Musso plans to study chemistry at the university level next year, but she has diverse interests. She’s the captain of the speech and debate team at Sacred Heart, and  acts as a ‘big sister” to younger students. And for two years she has been president of the school’s Women in Health Care and Medicine Club, illustrative of her broader interest in female empowerment.

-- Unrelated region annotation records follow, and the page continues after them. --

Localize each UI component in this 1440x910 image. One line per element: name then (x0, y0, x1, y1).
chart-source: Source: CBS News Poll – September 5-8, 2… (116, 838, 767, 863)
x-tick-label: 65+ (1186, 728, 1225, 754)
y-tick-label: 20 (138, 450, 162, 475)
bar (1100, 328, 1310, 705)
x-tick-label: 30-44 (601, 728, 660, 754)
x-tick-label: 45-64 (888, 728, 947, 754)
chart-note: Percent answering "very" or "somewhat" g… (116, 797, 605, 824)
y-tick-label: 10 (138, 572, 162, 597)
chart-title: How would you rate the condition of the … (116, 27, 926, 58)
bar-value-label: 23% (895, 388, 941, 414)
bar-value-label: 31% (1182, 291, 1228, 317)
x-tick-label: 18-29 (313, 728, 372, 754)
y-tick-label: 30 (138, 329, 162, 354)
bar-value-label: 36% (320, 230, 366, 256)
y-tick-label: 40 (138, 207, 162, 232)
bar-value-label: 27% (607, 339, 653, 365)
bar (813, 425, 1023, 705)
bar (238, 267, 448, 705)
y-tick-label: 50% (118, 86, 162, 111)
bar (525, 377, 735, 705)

“During her tenure, the club has grown to over 100 participants,” said Dr. Beth Feinman, the club’s founder and a retired physician who is the chair of Sacred Heart’s science department. “Carmela has led debates on animal testing, and conducted presentations on epidemiology and cost rationing of health care resources.”

According to Sacred Heart Principal Dr. S. Jean Amore, the school’s commitment to the empowerment of women dates back to its 17th century origins in France. Sacred Heart is run by the Sisters of St. Joseph, also known as the Congregation of the Sisters of St. Josephs, a Roman Catholic religious congregation of women founded in Le Puy-en-Velay, France, in 1650. Their goal then remains the same now: “To build women’s leadership, but leadership with heart.”

Sullivan said he believed Musso had adopted the ethos of the school. “She’s an active leader,” he said. “Everything she does, she does wholeheartedly.”